The publication Historically Speaking has magically been showing up in my mailbox for a long time. I’m not sure,however, if I’ve ever actually read any of it until this month. If the back issues are anything like the April 2009 edition I just finished than I’ve really been missing something. Unfortunately, it’s not online, but I would still like to thank Marshall Poe of the University of Iowa for convincing me to teach a class on History and New Media. I’ve got about nine months to figure out how to do it, and it will probably take that long so any suggestions left below will be much appreciated.
More urgently, there’s a piece in there by Edward Gray of Florida State with the fantastic title of “We Have Seen the Enemy and It Is Not David McCullough” which really has me thinking, and it’s not just because I like David McCulloch a lot. In fact, the part that’s got me thinking the most has only a tiny bit to do with McCullough:
[E]arly American history appears to be disproportionately represented among the history that most Americans read. A glance at the history titles that made the New York Times hardcover bestseller list during the ten years between 1997 and 2007 is perhaps indicative. David McCulloch’s two books, John Adams and 1776, spent ninety-four weeks on the list. Joseph Ellis’s Founding Brothers and His Excellency spent a total of fifty-eight weeks there; Walter Isaacson’s Benjamin Franklin was there for twenty-six weeks; Ron Chernow’s massive Alexander Hamilton, twelve weeks; Cokie Roberts’s Founding Mothers, eleven weeks, and two books by Nathanial Philbrick, In the Heart of the Sea and The Mayflower, together enjoyed a thirty-nine-week run. When Americans read history, it seems, they prefer the history of their nation’s distant past.

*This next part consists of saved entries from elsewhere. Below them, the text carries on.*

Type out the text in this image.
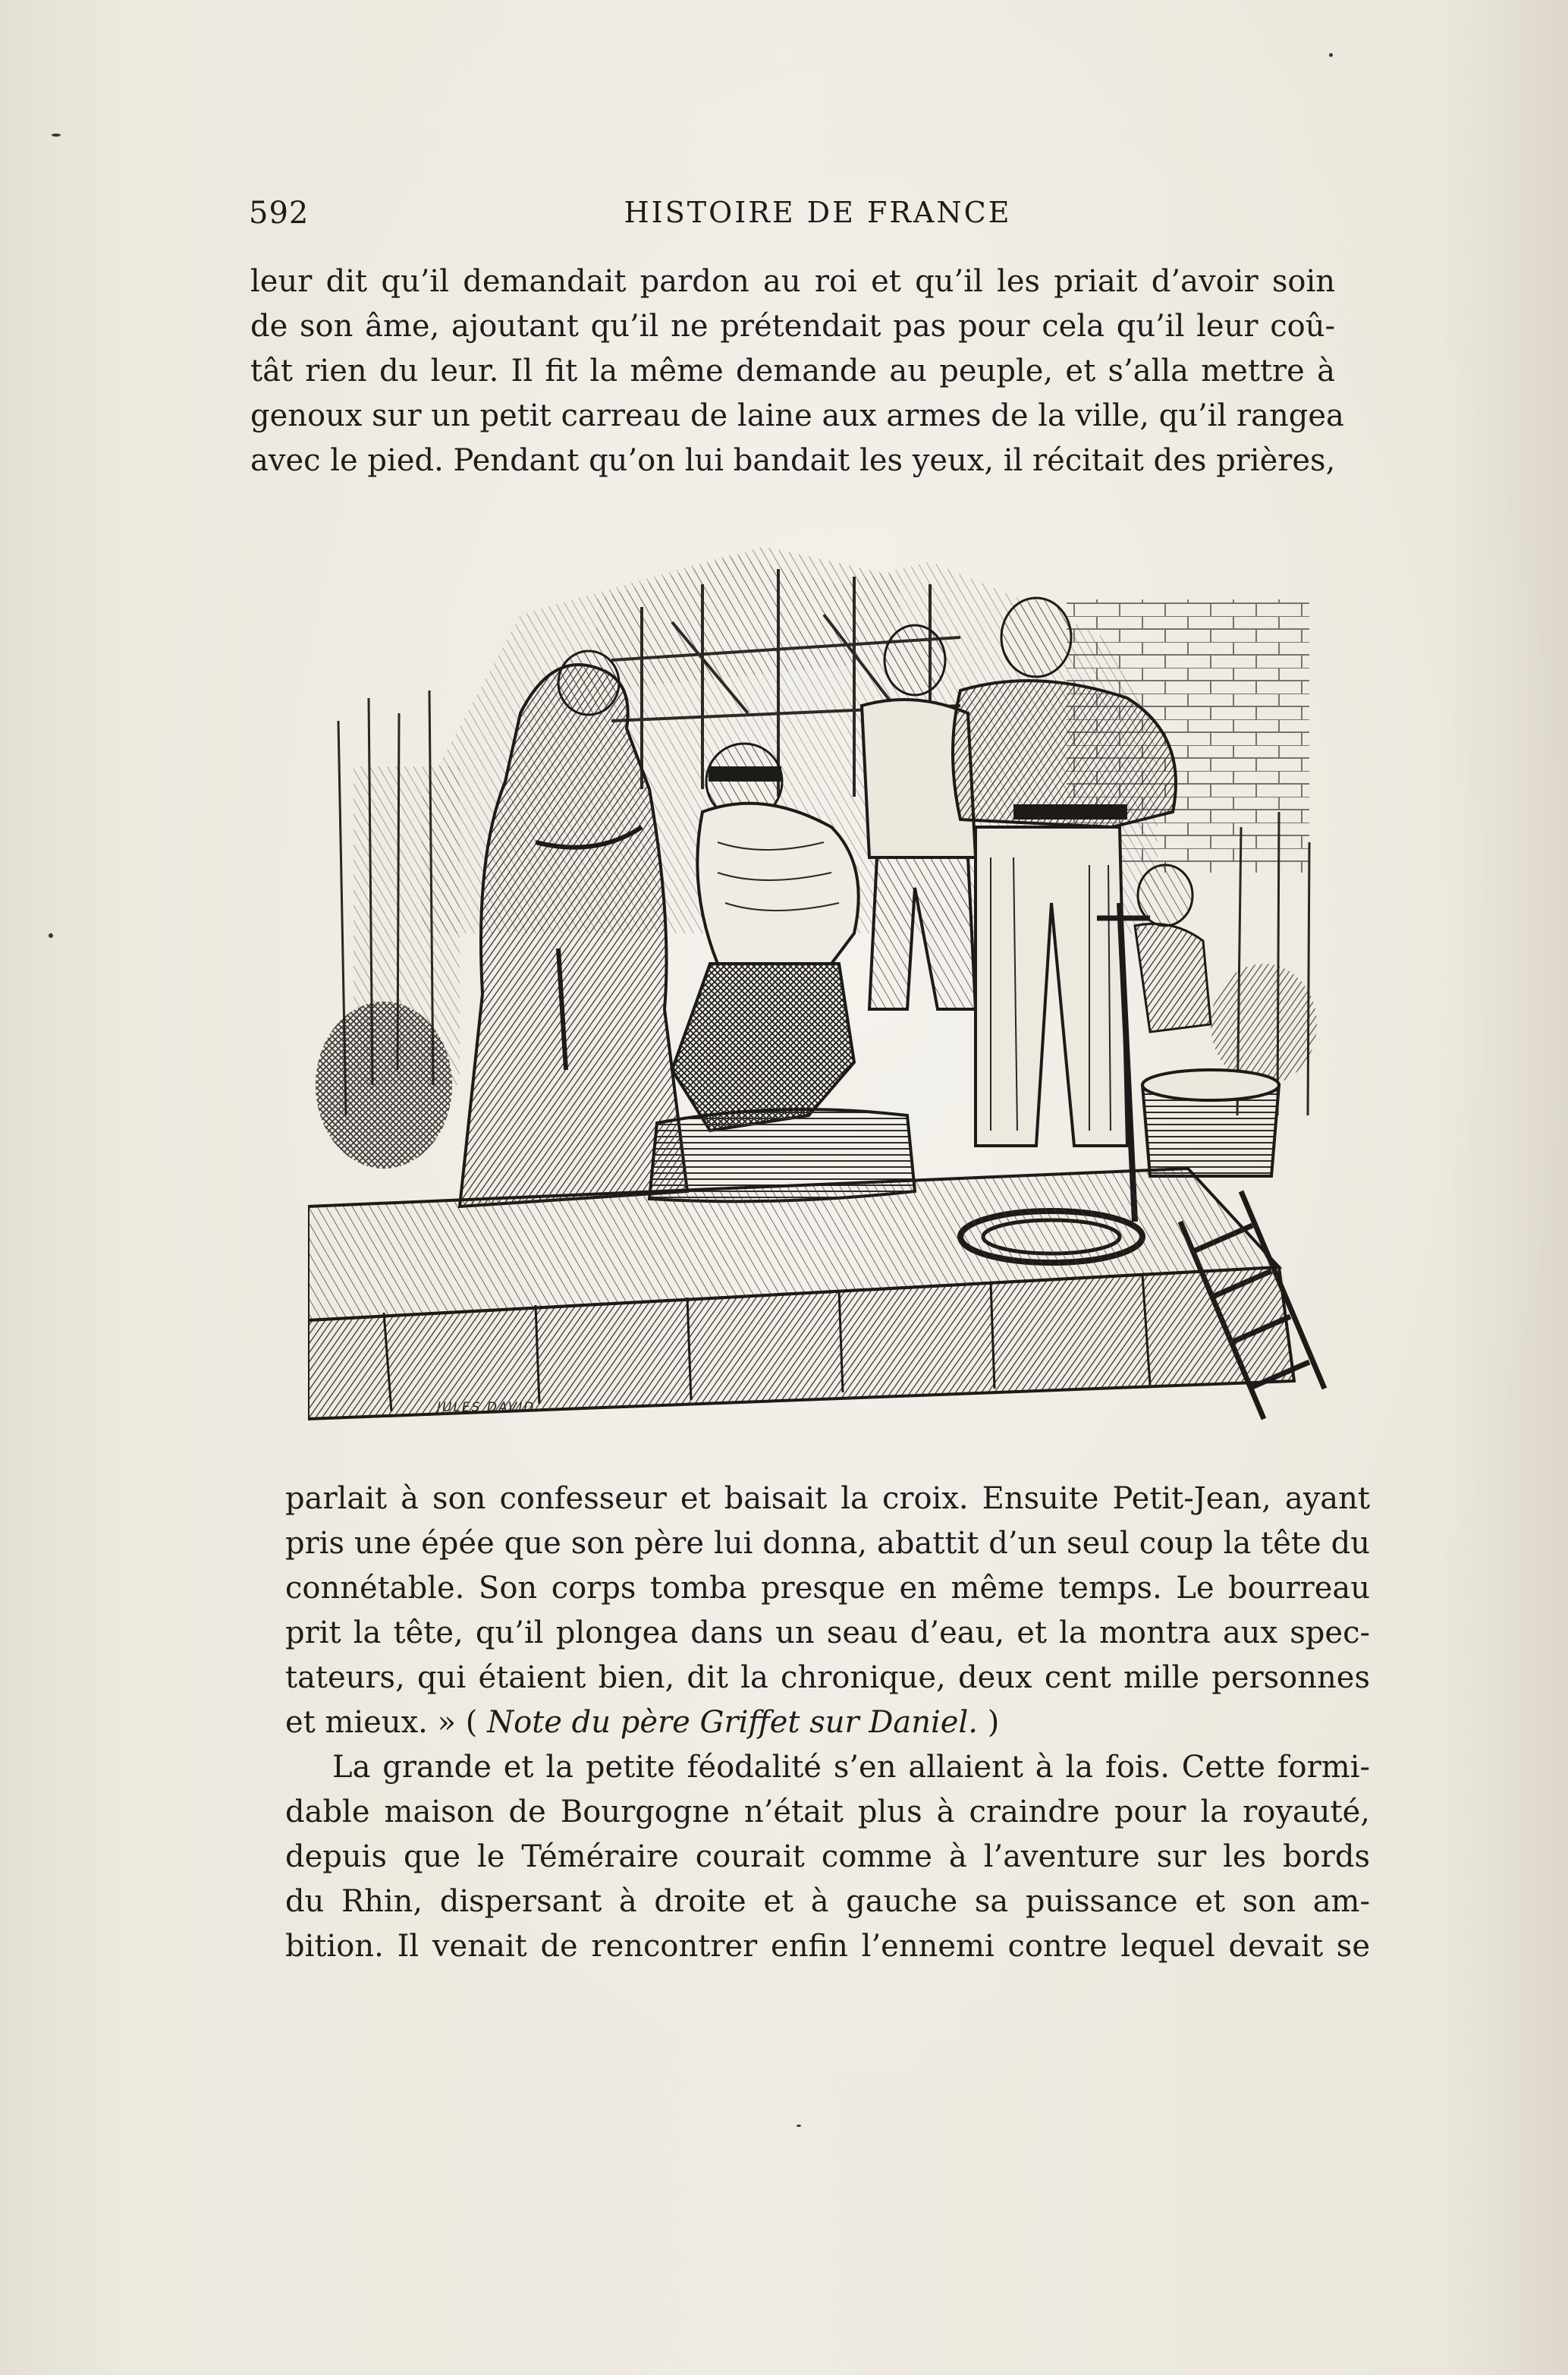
592	HISTOIRE DE FRANCE
leur dit qu’il demandait pardon au roi et qu’il les priait d’avoir soin
de son âme, ajoutant qu’il ne prétendait pas pour cela qu’il leur coû-
tât rien du leur. Il fit la même demande au peuple, et s’alla mettre à
genoux sur un petit carreau de laine aux armes de la ville, qu’il rangea
avec le pied. Pendant qu’on lui bandait les yeux, il récitait des prières,
JULES DAVID
parlait à son confesseur et baisait la croix. Ensuite Petit-Jean, ayant
pris une épée que son père lui donna, abattit d’un seul coup la tête du
connétable. Son corps tomba presque en même temps. Le bourreau
prit la tête, qu’il plongea dans un seau d’eau, et la montra aux spec-
tateurs, qui étaient bien, dit la chronique, deux cent mille personnes
et mieux. » ( Note du père Griffet sur Daniel. )
La grande et la petite féodalité s’en allaient à la fois. Cette formi-
dable maison de Bourgogne n’était plus à craindre pour la royauté,
depuis que le Téméraire courait comme à l’aventure sur les bords
du Rhin, dispersant à droite et à gauche sa puissance et son am-
bition. Il venait de rencontrer enfin l’ennemi contre lequel devait se
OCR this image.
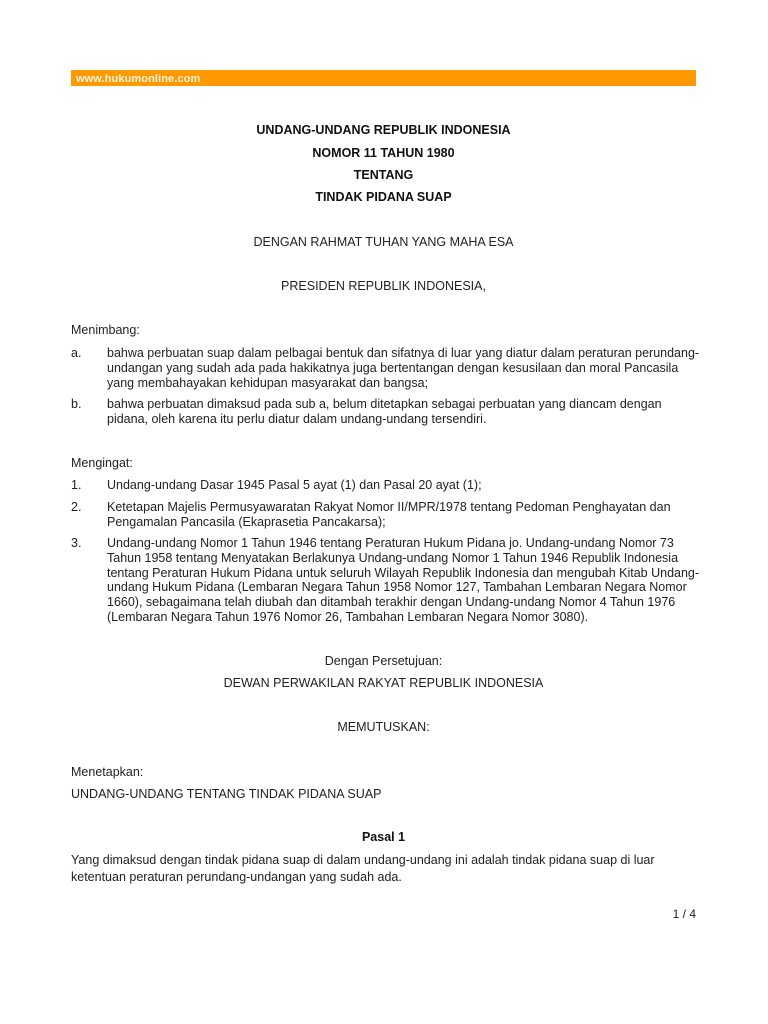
www.hukumonline.com
UNDANG-UNDANG REPUBLIK INDONESIA
NOMOR 11 TAHUN 1980
TENTANG
TINDAK PIDANA SUAP
DENGAN RAHMAT TUHAN YANG MAHA ESA
PRESIDEN REPUBLIK INDONESIA,
Menimbang:
a. bahwa perbuatan suap dalam pelbagai bentuk dan sifatnya di luar yang diatur dalam peraturan perundang-undangan yang sudah ada pada hakikatnya juga bertentangan dengan kesusilaan dan moral Pancasila yang membahayakan kehidupan masyarakat dan bangsa;
b. bahwa perbuatan dimaksud pada sub a, belum ditetapkan sebagai perbuatan yang diancam dengan pidana, oleh karena itu perlu diatur dalam undang-undang tersendiri.
Mengingat:
1. Undang-undang Dasar 1945 Pasal 5 ayat (1) dan Pasal 20 ayat (1);
2. Ketetapan Majelis Permusyawaratan Rakyat Nomor II/MPR/1978 tentang Pedoman Penghayatan dan Pengamalan Pancasila (Ekaprasetia Pancakarsa);
3. Undang-undang Nomor 1 Tahun 1946 tentang Peraturan Hukum Pidana jo. Undang-undang Nomor 73 Tahun 1958 tentang Menyatakan Berlakunya Undang-undang Nomor 1 Tahun 1946 Republik Indonesia tentang Peraturan Hukum Pidana untuk seluruh Wilayah Republik Indonesia dan mengubah Kitab Undang-undang Hukum Pidana (Lembaran Negara Tahun 1958 Nomor 127, Tambahan Lembaran Negara Nomor 1660), sebagaimana telah diubah dan ditambah terakhir dengan Undang-undang Nomor 4 Tahun 1976 (Lembaran Negara Tahun 1976 Nomor 26, Tambahan Lembaran Negara Nomor 3080).
Dengan Persetujuan:
DEWAN PERWAKILAN RAKYAT REPUBLIK INDONESIA
MEMUTUSKAN:
Menetapkan:
UNDANG-UNDANG TENTANG TINDAK PIDANA SUAP
Pasal 1
Yang dimaksud dengan tindak pidana suap di dalam undang-undang ini adalah tindak pidana suap di luar ketentuan peraturan perundang-undangan yang sudah ada.
1 / 4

This certainly aligns with my experience. I’ve been joking for years that the Teaching American History Grant program is nothing but a make-work program for historians eighteenth-century America. The question that I’m wondering which Gray doesn’t answer (and I’m not suggesting he should have) is “Why?”
I have two possible answers, one political and one not:
1) Conservatives hate Franklin Roosevelt In the middle of this long but fascinating post by Dave Neiwert I noticed that they’re going after Theodore Roosevelt now. Maybe they’ll only read colonial and revolutionary history because those are the only figures they respect.
2) History teachers for the last fifty years have never had enough time to get through all of American history, and since everybody likes to talk about the “Founding Fathers” they all start at the beginning and never make it far enough into the Nineteenth Century so that they’re now book-buying students have other figures to remember.
Other possible suggestions would be much appreciated too.